With apologies to Bogey, of all the motorbikes in all of Ho Chi Minh City (4.1 million and counting), this one had to run in to me.
It wasn’t the impact. No, it was the speedy exit with my camera that really hurt.
A Monday morning agency meeting this week meant that I spent Sunday, the Fourth of July – America’s birthday – in Vietnam.
For 12 hours, as I wandered all over the city previously known as Saigon, I couldn’t help but reflect on my memories of the war as a kid growing up in the States during the 60’s. During the CBS Evening News with Walter Cronkite one night, I remember asking my Dad what a “casualty” was … I also especially remember my mother’s tears of spontaneous joy as we watched a live television report announcing that a friend’s son was, at that very moment, a newly-freed POW.
On the other side of the world on Sunday, I came away from this most patriotic of American holidays with one distinct and surprising finding – Ho Chi Minh must be the most friendly city I have ever encountered.
“Hey California!” came the happy shout all day long – from taxi drivers, market stalls, and yes, people whizzing by on motorbikes. Friendly waves, and big thumbs up … complete strangers with no agenda just saying “Hello” and “Where are you from?” simply to strike up a conversation and to practice their English.

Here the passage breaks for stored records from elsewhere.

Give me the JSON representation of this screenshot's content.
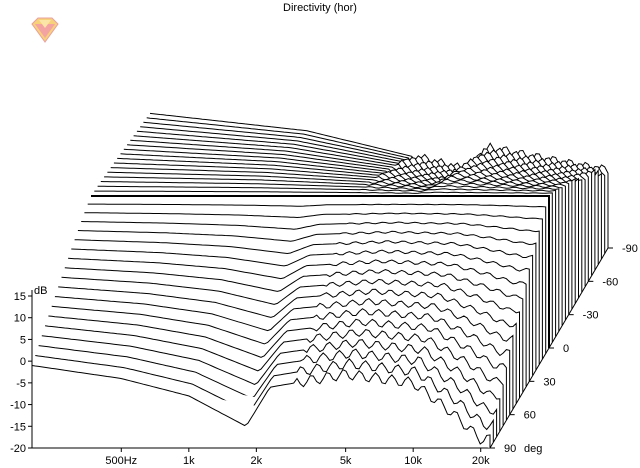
{
  "chart_data": {
    "type": "line",
    "title": "Directivity (hor)",
    "y_unit_label": "dB",
    "depth_unit_label": "deg",
    "ylim": [
      -20,
      15
    ],
    "y_ticks": [
      15,
      10,
      5,
      0,
      -5,
      -10,
      -15,
      -20
    ],
    "x_scale": "log",
    "xlim_hz": [
      200,
      22000
    ],
    "x_ticks": [
      {
        "value": 500,
        "label": "500Hz"
      },
      {
        "value": 1000,
        "label": "1k"
      },
      {
        "value": 2000,
        "label": "2k"
      },
      {
        "value": 5000,
        "label": "5k"
      },
      {
        "value": 10000,
        "label": "10k"
      },
      {
        "value": 20000,
        "label": "20k"
      }
    ],
    "depth_range_deg": [
      90,
      -90
    ],
    "depth_step_deg": 5,
    "depth_ticks": [
      {
        "value": 90,
        "label": "90"
      },
      {
        "value": 60,
        "label": "60"
      },
      {
        "value": 30,
        "label": "30"
      },
      {
        "value": 0,
        "label": "0"
      },
      {
        "value": -30,
        "label": "-30"
      },
      {
        "value": -60,
        "label": "-60"
      },
      {
        "value": -90,
        "label": "-90"
      }
    ],
    "highlighted_angle_deg": 0,
    "series_shape": {
      "front_curve_90deg": [
        [
          200,
          -1
        ],
        [
          500,
          -4
        ],
        [
          1000,
          -8
        ],
        [
          1800,
          -15
        ],
        [
          2300,
          -6
        ],
        [
          5000,
          -3
        ],
        [
          10000,
          -5
        ],
        [
          15000,
          -12
        ],
        [
          20000,
          -18
        ]
      ],
      "on_axis_0deg": [
        [
          200,
          15
        ],
        [
          1000,
          15
        ],
        [
          5000,
          15
        ],
        [
          10000,
          15
        ],
        [
          20000,
          15
        ]
      ],
      "back_curve_minus90deg": [
        [
          200,
          11
        ],
        [
          1000,
          7
        ],
        [
          3000,
          1
        ],
        [
          5000,
          -2
        ],
        [
          5500,
          -3
        ],
        [
          6500,
          3
        ],
        [
          10000,
          1
        ],
        [
          20000,
          -2
        ]
      ]
    }
  },
  "logo": {
    "name": "app-logo",
    "colors": [
      "#f4a3a3",
      "#f7d27a",
      "#e05050"
    ]
  }
}
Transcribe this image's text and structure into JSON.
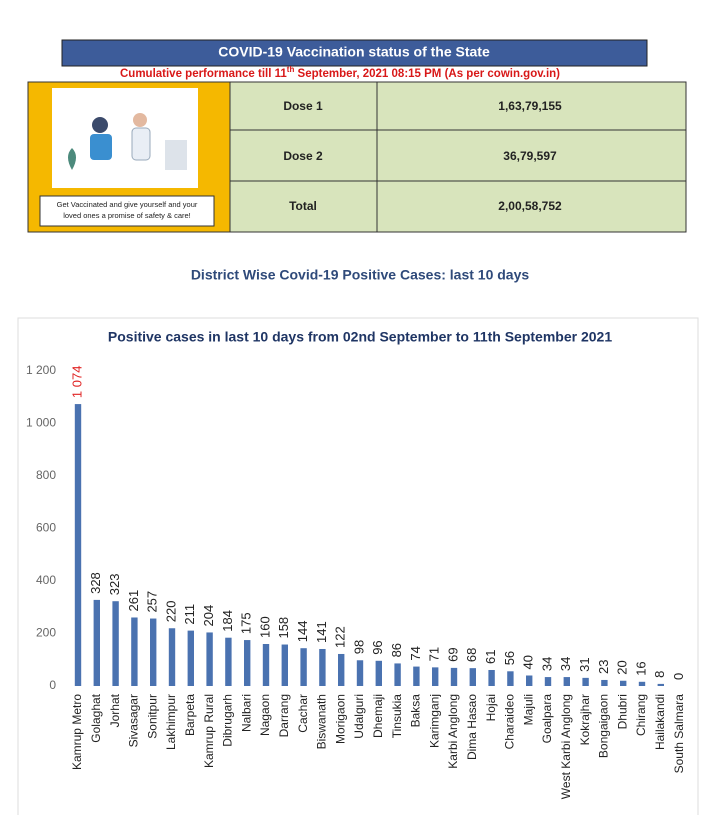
{
  "header": {
    "title": "COVID-19 Vaccination status of the State",
    "subtitle_parts": [
      "Cumulative performance till 11",
      "th",
      " September, 2021 08:15 PM (As per cowin.gov.in)"
    ]
  },
  "poster": {
    "caption_lines": [
      "Get Vaccinated and give yourself and your",
      "loved ones a promise of safety & care!"
    ]
  },
  "table": {
    "rows": [
      [
        "Dose 1",
        "1,63,79,155"
      ],
      [
        "Dose 2",
        "36,79,597"
      ],
      [
        "Total",
        "2,00,58,752"
      ]
    ]
  },
  "section_title": "District Wise Covid-19 Positive Cases: last 10 days",
  "chart_data": {
    "type": "bar",
    "title": "Positive cases in last 10 days from 02nd September to 11th September 2021",
    "categories": [
      "Kamrup Metro",
      "Golaghat",
      "Jorhat",
      "Sivasagar",
      "Sonitpur",
      "Lakhimpur",
      "Barpeta",
      "Kamrup Rural",
      "Dibrugarh",
      "Nalbari",
      "Nagaon",
      "Darrang",
      "Cachar",
      "Biswanath",
      "Morigaon",
      "Udalguri",
      "Dhemaji",
      "Tinsukia",
      "Baksa",
      "Karimganj",
      "Karbi Anglong",
      "Dima Hasao",
      "Hojai",
      "Charaideo",
      "Majuli",
      "Goalpara",
      "West Karbi Anglong",
      "Kokrajhar",
      "Bongaigaon",
      "Dhubri",
      "Chirang",
      "Hailakandi",
      "South Salmara"
    ],
    "values": [
      1074,
      328,
      323,
      261,
      257,
      220,
      211,
      204,
      184,
      175,
      160,
      158,
      144,
      141,
      122,
      98,
      96,
      86,
      74,
      71,
      69,
      68,
      61,
      56,
      40,
      34,
      34,
      31,
      23,
      20,
      16,
      8,
      0
    ],
    "value_labels": [
      "1 074",
      "328",
      "323",
      "261",
      "257",
      "220",
      "211",
      "204",
      "184",
      "175",
      "160",
      "158",
      "144",
      "141",
      "122",
      "98",
      "96",
      "86",
      "74",
      "71",
      "69",
      "68",
      "61",
      "56",
      "40",
      "34",
      "34",
      "31",
      "23",
      "20",
      "16",
      "8",
      "0"
    ],
    "color": "#4a72b0",
    "label_color": "#222222",
    "highlight_label_color": "#e02424",
    "ylim": [
      0,
      1200
    ],
    "yticks": [
      0,
      200,
      400,
      600,
      800,
      {
        "value": 1000,
        "label": "1 000"
      },
      {
        "value": 1200,
        "label": "1 200"
      }
    ],
    "grid": false
  }
}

Not only were people willing to have their picture taken, many took extra time to smile and pose with their kids and Grandma – all balanced on the same two-wheeled scooter.

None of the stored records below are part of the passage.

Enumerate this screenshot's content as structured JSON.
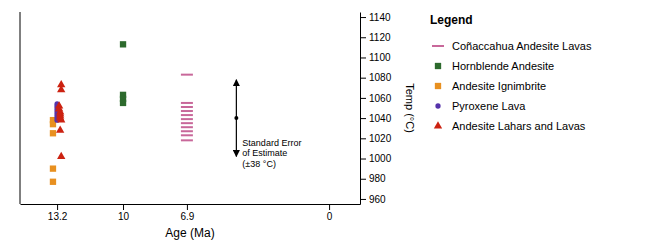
{
  "chart_data": {
    "type": "scatter",
    "xlabel": "Age (Ma)",
    "ylabel": "Temp (°C)",
    "xlim": [
      15.0,
      -1.5
    ],
    "ylim": [
      955,
      1145
    ],
    "xticks": [
      13.2,
      10,
      6.9,
      0
    ],
    "yticks": [
      960,
      980,
      1000,
      1020,
      1040,
      1060,
      1080,
      1100,
      1120,
      1140
    ],
    "grid": false,
    "legend": "right",
    "legend_title": "Legend",
    "series": [
      {
        "name": "Coñaccahua Andesite Lavas",
        "color": "#c8689a",
        "marker": "hline",
        "x": [
          6.9,
          6.9,
          6.9,
          6.9,
          6.9,
          6.9,
          6.9,
          6.9,
          6.9,
          6.9,
          6.9
        ],
        "values": [
          1083,
          1055,
          1051,
          1047,
          1043,
          1039,
          1035,
          1031,
          1027,
          1023,
          1018
        ]
      },
      {
        "name": "Hornblende Andesite",
        "color": "#2d6a2d",
        "marker": "square",
        "x": [
          10,
          10,
          10,
          10
        ],
        "values": [
          1113,
          1063,
          1059,
          1055
        ]
      },
      {
        "name": "Andesite Ignimbrite",
        "color": "#e89020",
        "marker": "square",
        "x": [
          13.4,
          13.4,
          13.4,
          13.4,
          13.4
        ],
        "values": [
          1038,
          1034,
          1025,
          990,
          977
        ]
      },
      {
        "name": "Pyroxene Lava",
        "color": "#5533aa",
        "marker": "circle",
        "x": [
          13.2,
          13.2,
          13.2,
          13.2,
          13.2,
          13.2,
          13.2,
          13.2,
          13.2
        ],
        "values": [
          1054,
          1052,
          1050,
          1048,
          1046,
          1044,
          1042,
          1040,
          1038
        ]
      },
      {
        "name": "Andesite Lahars and Lavas",
        "color": "#cc2211",
        "marker": "triangle",
        "x": [
          13.0,
          13.0,
          13.1,
          13.1,
          13.05,
          13.05,
          13.05,
          13.05,
          13.0,
          13.05,
          13.0
        ],
        "values": [
          1073,
          1068,
          1052,
          1049,
          1046,
          1044,
          1042,
          1040,
          1038,
          1028,
          1002
        ]
      }
    ],
    "annotations": [
      {
        "text": "Standard Error\nof Estimate\n(±38 °C)",
        "x": 4.5,
        "y": 1040,
        "error": 38
      }
    ]
  }
}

With yesterday’s meetings successfully completed and a flight to New Zealand later today, I decided to make use of the down time and hired a hotel car for an early morning photo safari at the Mekong Delta.

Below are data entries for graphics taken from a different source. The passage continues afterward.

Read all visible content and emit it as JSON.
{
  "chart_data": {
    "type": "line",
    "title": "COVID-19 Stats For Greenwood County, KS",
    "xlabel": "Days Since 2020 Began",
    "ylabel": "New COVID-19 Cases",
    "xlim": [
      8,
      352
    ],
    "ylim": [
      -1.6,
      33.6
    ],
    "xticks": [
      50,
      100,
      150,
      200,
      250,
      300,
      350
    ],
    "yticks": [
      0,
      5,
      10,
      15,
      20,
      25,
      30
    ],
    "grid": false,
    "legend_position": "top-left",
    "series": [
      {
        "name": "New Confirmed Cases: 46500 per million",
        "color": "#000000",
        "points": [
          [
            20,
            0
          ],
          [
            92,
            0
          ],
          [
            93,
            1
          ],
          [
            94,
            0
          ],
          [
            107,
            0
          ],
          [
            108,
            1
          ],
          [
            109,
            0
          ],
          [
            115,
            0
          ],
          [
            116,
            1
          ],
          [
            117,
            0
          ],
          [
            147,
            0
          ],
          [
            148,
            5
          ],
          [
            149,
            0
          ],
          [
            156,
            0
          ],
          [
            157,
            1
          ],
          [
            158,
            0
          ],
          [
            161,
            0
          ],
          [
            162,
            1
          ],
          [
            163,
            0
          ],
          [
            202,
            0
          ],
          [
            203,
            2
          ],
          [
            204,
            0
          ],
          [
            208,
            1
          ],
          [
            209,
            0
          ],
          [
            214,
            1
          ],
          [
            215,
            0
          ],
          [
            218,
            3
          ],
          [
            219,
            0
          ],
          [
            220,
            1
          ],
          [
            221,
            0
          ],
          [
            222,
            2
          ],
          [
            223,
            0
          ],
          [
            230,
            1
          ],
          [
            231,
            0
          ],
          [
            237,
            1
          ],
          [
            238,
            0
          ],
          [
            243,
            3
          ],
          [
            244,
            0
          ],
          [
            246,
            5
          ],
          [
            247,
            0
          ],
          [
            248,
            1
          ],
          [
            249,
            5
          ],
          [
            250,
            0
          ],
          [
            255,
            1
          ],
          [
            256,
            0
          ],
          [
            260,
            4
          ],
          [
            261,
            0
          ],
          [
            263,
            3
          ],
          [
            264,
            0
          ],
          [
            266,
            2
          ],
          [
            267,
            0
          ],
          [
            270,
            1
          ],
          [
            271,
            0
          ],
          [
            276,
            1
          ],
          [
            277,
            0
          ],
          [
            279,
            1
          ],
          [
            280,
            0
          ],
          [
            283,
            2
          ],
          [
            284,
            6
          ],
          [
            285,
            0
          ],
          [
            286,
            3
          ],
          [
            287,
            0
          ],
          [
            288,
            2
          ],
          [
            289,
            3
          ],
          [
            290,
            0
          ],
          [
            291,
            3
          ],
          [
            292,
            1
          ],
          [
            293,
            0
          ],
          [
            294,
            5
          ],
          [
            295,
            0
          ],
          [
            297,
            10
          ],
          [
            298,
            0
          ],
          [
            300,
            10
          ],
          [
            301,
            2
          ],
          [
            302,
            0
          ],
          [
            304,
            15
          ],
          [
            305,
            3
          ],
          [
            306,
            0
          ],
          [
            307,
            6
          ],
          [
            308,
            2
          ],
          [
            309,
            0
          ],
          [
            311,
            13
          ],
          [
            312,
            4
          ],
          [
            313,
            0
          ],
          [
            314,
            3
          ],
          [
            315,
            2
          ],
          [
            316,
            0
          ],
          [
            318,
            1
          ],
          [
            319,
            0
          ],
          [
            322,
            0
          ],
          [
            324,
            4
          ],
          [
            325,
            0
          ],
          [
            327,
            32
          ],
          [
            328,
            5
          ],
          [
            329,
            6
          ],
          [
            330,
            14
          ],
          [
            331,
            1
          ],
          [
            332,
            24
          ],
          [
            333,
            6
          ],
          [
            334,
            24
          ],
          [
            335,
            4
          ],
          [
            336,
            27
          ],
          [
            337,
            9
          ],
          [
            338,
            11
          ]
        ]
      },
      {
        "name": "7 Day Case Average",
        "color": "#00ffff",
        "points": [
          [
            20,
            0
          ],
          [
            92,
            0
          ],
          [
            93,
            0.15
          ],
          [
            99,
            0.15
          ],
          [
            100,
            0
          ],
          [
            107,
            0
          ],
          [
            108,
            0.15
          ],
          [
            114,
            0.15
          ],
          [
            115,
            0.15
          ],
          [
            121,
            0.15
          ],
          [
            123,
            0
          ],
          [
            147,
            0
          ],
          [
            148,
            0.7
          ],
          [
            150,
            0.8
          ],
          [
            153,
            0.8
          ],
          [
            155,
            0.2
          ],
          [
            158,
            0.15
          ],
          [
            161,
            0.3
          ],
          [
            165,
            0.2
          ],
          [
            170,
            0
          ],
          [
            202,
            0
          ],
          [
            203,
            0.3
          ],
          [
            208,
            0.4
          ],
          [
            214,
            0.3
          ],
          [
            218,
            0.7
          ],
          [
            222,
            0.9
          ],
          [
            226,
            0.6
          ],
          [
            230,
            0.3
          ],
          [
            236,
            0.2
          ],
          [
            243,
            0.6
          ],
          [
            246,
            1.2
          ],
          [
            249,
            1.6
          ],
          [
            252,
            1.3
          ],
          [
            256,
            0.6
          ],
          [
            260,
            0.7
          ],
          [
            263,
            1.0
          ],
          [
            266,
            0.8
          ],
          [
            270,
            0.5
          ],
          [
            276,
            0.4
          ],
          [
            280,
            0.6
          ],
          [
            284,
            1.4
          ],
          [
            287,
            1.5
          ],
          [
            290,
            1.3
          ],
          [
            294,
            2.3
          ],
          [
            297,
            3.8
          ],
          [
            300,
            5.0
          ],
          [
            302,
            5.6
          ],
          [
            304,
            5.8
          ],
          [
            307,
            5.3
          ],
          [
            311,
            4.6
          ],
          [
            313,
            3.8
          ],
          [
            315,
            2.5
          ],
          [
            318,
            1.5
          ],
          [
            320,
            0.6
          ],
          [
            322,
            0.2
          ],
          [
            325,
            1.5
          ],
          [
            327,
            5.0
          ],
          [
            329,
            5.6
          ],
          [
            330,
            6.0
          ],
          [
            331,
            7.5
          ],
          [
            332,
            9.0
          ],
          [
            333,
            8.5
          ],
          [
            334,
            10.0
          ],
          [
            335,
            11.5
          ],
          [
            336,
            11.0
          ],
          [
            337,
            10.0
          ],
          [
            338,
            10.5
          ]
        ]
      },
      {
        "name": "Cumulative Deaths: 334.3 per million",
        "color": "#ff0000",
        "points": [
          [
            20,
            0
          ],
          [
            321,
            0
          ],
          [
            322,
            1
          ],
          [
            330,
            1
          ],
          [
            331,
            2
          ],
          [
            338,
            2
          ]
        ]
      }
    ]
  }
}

As we were leaving the City with a glorious sunrise to another scorcher of a day, the bright colours of a street market caught my eye and the driver stopped for me to take a quick shot.
I was outside of the car for all of 15 seconds. Before I had a chance to put the camera strap around my neck, it was snatched from my hand by a guy on the back of the motorbike. I yelled, ran, but my Nikon and a loaded memory card whipped around the corner and out of sight.
It was 6:10am.
Bummed? Sick? Feeling stupid? Yep, yep, yep.
Yet, I also stand by my earlier assertion that this city is world-class friendly. A half dozen people immediately came up, each looking as nearly crestfallen as I, shaking their heads sadly and making comforting conversation. The driver looked particularly stricken – he had suggested we stop.
We then proceeded to the police station where a barefooted Captain was sound asleep in front of the TV (an American film with subtitles on HBO). A cleaning woman poked him awake, and for the next two hours we revisited the scene of the crime and with the contributions of helpful street vendors, we collaborated on a four-page handwritten report in two languages.
As we worked away together on the crime report, an older generation of neighbourhood police station groupies asked excitedly to hear the dramatic story again and again, each time wishing me good luck and good fortune at the end. If their kindness also included Vietnamese for “moron,” they did so with smiles and gentleness.
I know I’ll never see the camera again, nor the 300 images of smiling, happy Vietnamese that I took on the Fourth of July. But I do leave with my mental memory card pleasantly full, intact and newly-updated.